Clergy-Abuse Bills Introduced
A Senate Disclosure Proposal Reaches Back 50 Years; Another Aids Suit Filing

By Yancey Roy
Democrat and Chronicle [Albany NY]
March 6, 2003

ALBANY - Surrounded by reputed victims of priest abuse, a Manhattan senator introduced a series of bills Wednesday that would give authorities broad new powers to prosecute and compel reporting of clergy-abuse cases.

Religious institutions would have to go back 50 years and report to law enforcement all cases of suspected abuse, under one of the bills offered by Sen. Tom Duane.

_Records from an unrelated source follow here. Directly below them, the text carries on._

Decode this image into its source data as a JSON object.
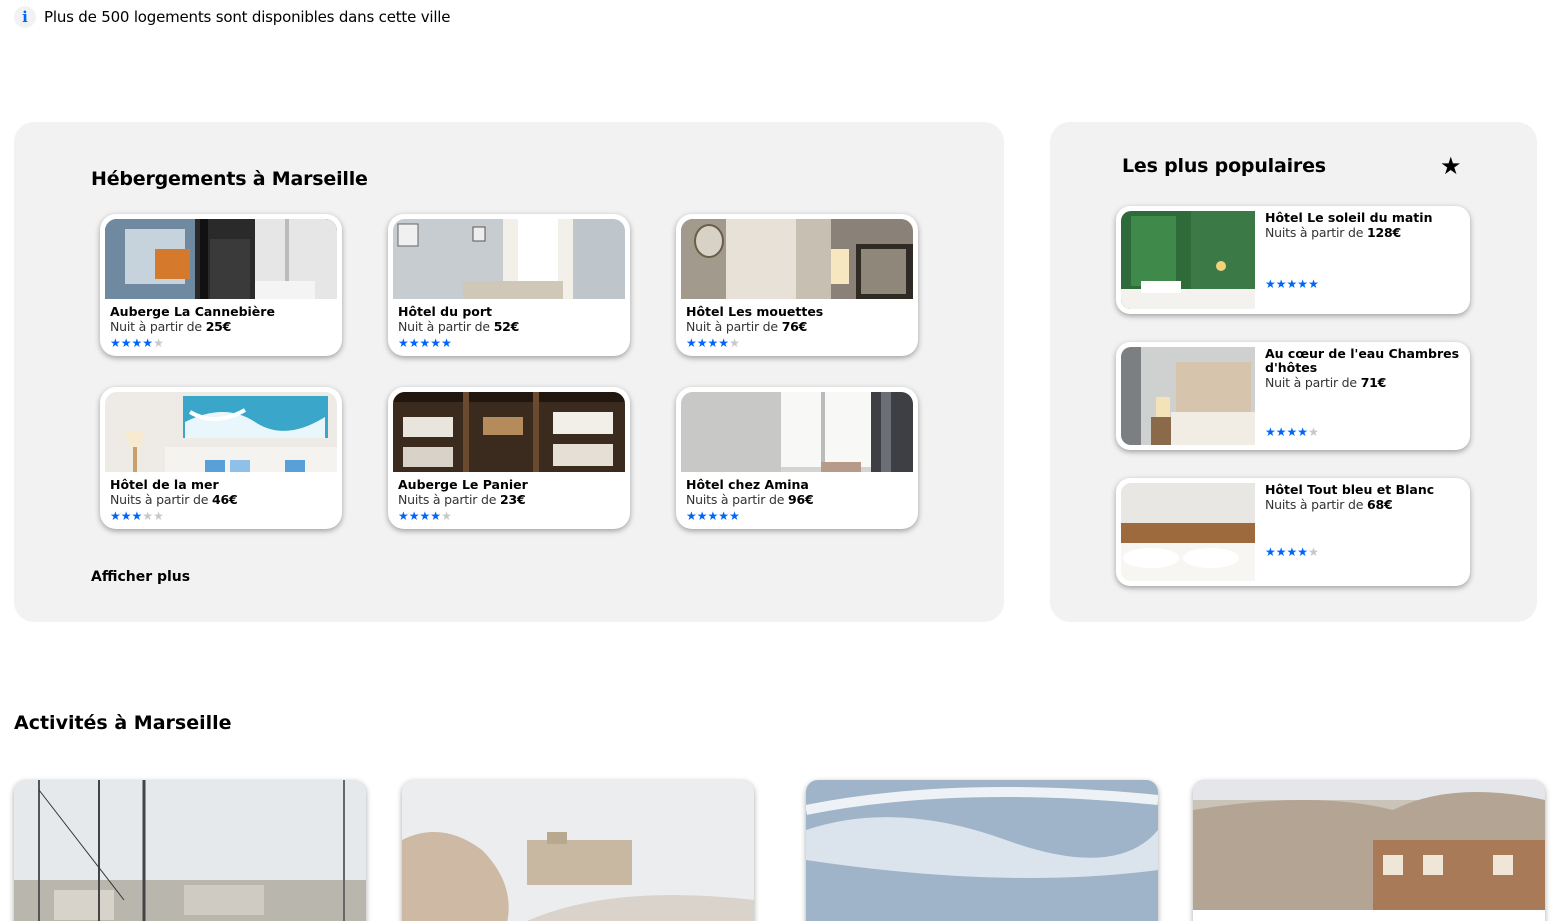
{
  "info": {
    "icon": "info-icon",
    "text": "Plus de 500 logements sont disponibles dans cette ville"
  },
  "hebergements": {
    "title": "Hébergements à Marseille",
    "more_label": "Afficher plus",
    "cards": [
      {
        "name": "Auberge La Cannebière",
        "price_prefix": "Nuit à partir de ",
        "price": "25€",
        "rating": 4
      },
      {
        "name": "Hôtel du port",
        "price_prefix": "Nuit à partir de ",
        "price": "52€",
        "rating": 5
      },
      {
        "name": "Hôtel Les mouettes",
        "price_prefix": "Nuit à partir de ",
        "price": "76€",
        "rating": 4
      },
      {
        "name": "Hôtel de la mer",
        "price_prefix": "Nuits à partir de ",
        "price": "46€",
        "rating": 3
      },
      {
        "name": "Auberge Le Panier",
        "price_prefix": "Nuits à partir de ",
        "price": "23€",
        "rating": 4
      },
      {
        "name": "Hôtel chez Amina",
        "price_prefix": "Nuits à partir de ",
        "price": "96€",
        "rating": 5
      }
    ]
  },
  "populaires": {
    "title": "Les plus populaires",
    "icon": "star-icon",
    "cards": [
      {
        "name": "Hôtel Le soleil du matin",
        "price_prefix": "Nuits à partir de ",
        "price": "128€",
        "rating": 5
      },
      {
        "name": "Au cœur de l'eau Chambres d'hôtes",
        "price_prefix": "Nuit à partir de ",
        "price": "71€",
        "rating": 4
      },
      {
        "name": "Hôtel Tout bleu et Blanc",
        "price_prefix": "Nuits à partir de ",
        "price": "68€",
        "rating": 4
      }
    ]
  },
  "activites": {
    "title": "Activités à Marseille"
  },
  "colors": {
    "accent": "#0065fc",
    "panel": "#f2f2f2",
    "star_off": "#c8c8c8"
  }
}
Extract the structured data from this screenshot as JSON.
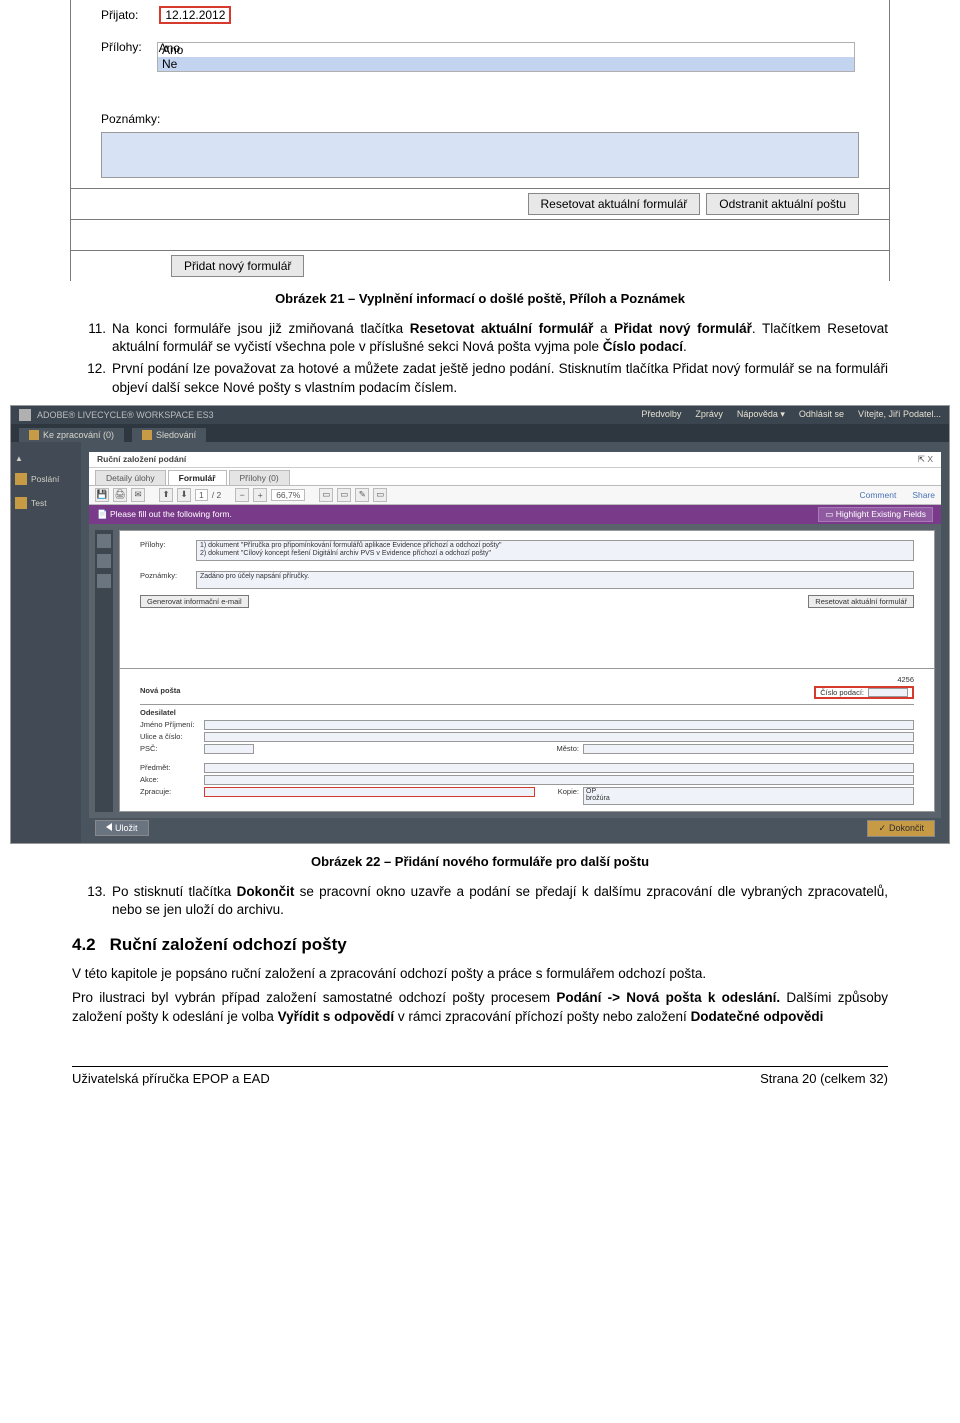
{
  "form1": {
    "prijato_label": "Přijato:",
    "prijato_value": "12.12.2012",
    "prilohy_label": "Přílohy:",
    "prilohy_opt1": "Ano",
    "prilohy_opt2": "Ne",
    "poznamky_label": "Poznámky:",
    "btn_reset": "Resetovat aktuální formulář",
    "btn_delete": "Odstranit aktuální poštu",
    "btn_add": "Přidat nový formulář"
  },
  "caption21": "Obrázek 21 – Vyplnění informací o došlé poště, Příloh a Poznámek",
  "item11_num": "11.",
  "item11_t1": "Na konci formuláře jsou již zmiňovaná tlačítka ",
  "item11_b1": "Resetovat aktuální formulář",
  "item11_t2": " a ",
  "item11_b2": "Přidat nový formulář",
  "item11_t3": ". Tlačítkem Resetovat aktuální formulář se vyčistí všechna pole v příslušné sekci Nová pošta vyjma pole ",
  "item11_b3": "Číslo podací",
  "item11_t4": ".",
  "item12_num": "12.",
  "item12_t1": "První podání lze považovat za hotové a můžete zadat ještě jedno podání. Stisknutím tlačítka Přidat nový formulář se na formuláři objeví další sekce Nové pošty s vlastním podacím číslem.",
  "lc": {
    "product": "ADOBE® LIVECYCLE® WORKSPACE ES3",
    "nav": {
      "predvolby": "Předvolby",
      "zpravy": "Zprávy",
      "napoveda": "Nápověda ▾",
      "odhlasit": "Odhlásit se",
      "user": "Vítejte, Jiří Podatel..."
    },
    "tabs": {
      "kezprac": "Ke zpracování (0)",
      "sledovani": "Sledování"
    },
    "sidebar": {
      "poslani": "Poslání",
      "test": "Test"
    },
    "panel_title": "Ruční založení podání",
    "doctabs": {
      "det": "Detaily úlohy",
      "form": "Formulář",
      "pril": "Přílohy (0)"
    },
    "toolbar": {
      "page_cur": "1",
      "page_sep": "/ 2",
      "zoom": "66,7%",
      "comment": "Comment",
      "share": "Share"
    },
    "infobar": {
      "msg": "Please fill out the following form.",
      "btn": "Highlight Existing Fields"
    },
    "doc": {
      "prilohy_lbl": "Přílohy:",
      "prilohy_l1": "1) dokument \"Příručka pro připomínkování formulářů aplikace Evidence příchozí a odchozí pošty\"",
      "prilohy_l2": "2) dokument \"Cílový koncept řešení Digitální archiv PVS v Evidence příchozí a odchozí pošty\"",
      "poznamky_lbl": "Poznámky:",
      "poznamky_val": "Zadáno pro účely napsání příručky.",
      "btn_send": "Generovat informační e-mail",
      "btn_reset": "Resetovat aktuální formulář",
      "footer_num": "4256",
      "np_title": "Nová pošta",
      "cislo_lbl": "Číslo podací:",
      "odesilatel": "Odesilatel",
      "jmenoprijm": "Jméno Příjmení:",
      "ulice": "Ulice a číslo:",
      "psc": "PSČ:",
      "mesto": "Město:",
      "predmet": "Předmět:",
      "akce": "Akce:",
      "zpracuje": "Zpracuje:",
      "kopie": "Kopie:",
      "kopie_val": "OP\nbrožúra"
    },
    "footer": {
      "ulozit": "Uložit",
      "dokoncit": "Dokončit"
    }
  },
  "caption22": "Obrázek 22 – Přidání nového formuláře pro další poštu",
  "item13_num": "13.",
  "item13_t1": "Po stisknutí tlačítka ",
  "item13_b1": "Dokončit",
  "item13_t2": " se pracovní okno uzavře a podání se předají k dalšímu zpracování dle vybraných zpracovatelů, nebo se jen uloží do archivu.",
  "sec42_num": "4.2",
  "sec42_title": "Ruční založení odchozí pošty",
  "p1": "V této kapitole je popsáno ruční založení a zpracování odchozí pošty a práce s formulářem odchozí pošta.",
  "p2a": "Pro ilustraci byl vybrán případ založení samostatné odchozí pošty procesem ",
  "p2b1": "Podání -> Nová pošta k odeslání.",
  "p2c": " Dalšími způsoby založení pošty k odeslání je volba ",
  "p2b2": "Vyřídit s odpovědí",
  "p2d": " v rámci zpracování příchozí pošty nebo založení ",
  "p2b3": "Dodatečné odpovědi",
  "footer": {
    "left": "Uživatelská příručka EPOP a EAD",
    "right": "Strana 20 (celkem 32)"
  }
}
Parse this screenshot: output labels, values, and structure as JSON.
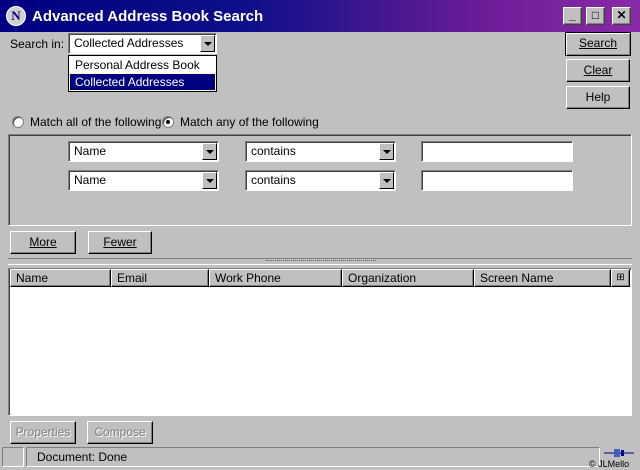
{
  "window": {
    "title": "Advanced Address Book Search",
    "logo_letter": "N",
    "minimize_glyph": "_",
    "maximize_glyph": "□",
    "close_glyph": "✕"
  },
  "search_in": {
    "label": "Search in:",
    "selected": "Collected Addresses",
    "options": [
      "Personal Address Book",
      "Collected Addresses"
    ]
  },
  "buttons": {
    "search": "Search",
    "clear": "Clear",
    "help": "Help",
    "more": "More",
    "fewer": "Fewer",
    "properties": "Properties",
    "compose": "Compose"
  },
  "match": {
    "all_label": "Match all of the following",
    "any_label": "Match any of the following",
    "selected": "any"
  },
  "criteria": [
    {
      "field": "Name",
      "operator": "contains",
      "value": ""
    },
    {
      "field": "Name",
      "operator": "contains",
      "value": ""
    }
  ],
  "results": {
    "columns": [
      "Name",
      "Email",
      "Work Phone",
      "Organization",
      "Screen Name"
    ],
    "rows": []
  },
  "status": {
    "text": "Document: Done",
    "credit": "© JLMello"
  }
}
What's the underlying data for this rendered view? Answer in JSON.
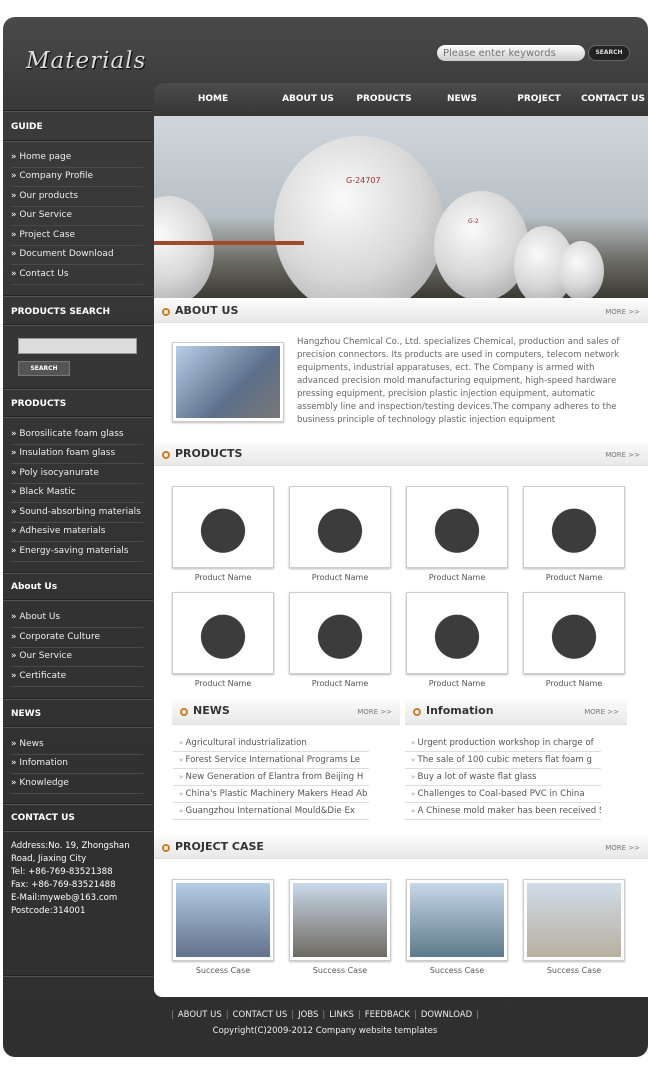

Victims would have a new three-year window to file civil lawsuits, and district attorneys could file charges in cases up to three years after the victim "discovers" the abuse. For example, a victim could remember the abuse 20 years after it actually happened, then ask prosecutors to press charges.

Duane, a Democrat, hoped that public pressure would prod action on an issue the Legislature has considered for a year.

"We know that terrible things have happened and that there is no legislation being passed by our Legislature to address this," Duane said.

Coincidentally, sponsors of two competing bills said Wednesday they were close to reintroducing bills that were nearly passed last year. The competing bills would mandate institutions look back 20 years for suspected cases of abuse but wouldn't allow a new window for civil claims.

The Senate and Assembly came close to passing those bills last year until Planned Parenthood and others pointed out it could force them to report sexual activity among consenting teenagers, said one of the sponsors, Sen. Stephen Saland, R-Poughkeepsie.

The new version of the bill would remedy those concerns, he said, but he declined to elaborate.

Saland and Assemblyman John McEneny, D-Albany, another sponsor, said their respective houses were eager to deal with the issue.

The state Catholic Conference isn't lobbying against any of the bills and supports the concept of expanded reporting, a spokesman said.

However, said spokesman Dennis Poust, "The clergy sex-abuse crisis is a very, very serious and tragic issue that deserves a better hearing than the grandstanding news conference Senator Duane put on today."

Activists who rallied behind Duane at a news conference said legislative action was long overdue. Frank Nebush Jr., who said his wife was sexually abused by a priest, said action would "serve notice that clergy and religious denominations are not above the law."

"It must never, ever, ever," Nebush said, punching the podium, "happen again."

Nebush, the chief public defender in Oneida County, said he is helping put together a national conference on clergy abuse in New York next month.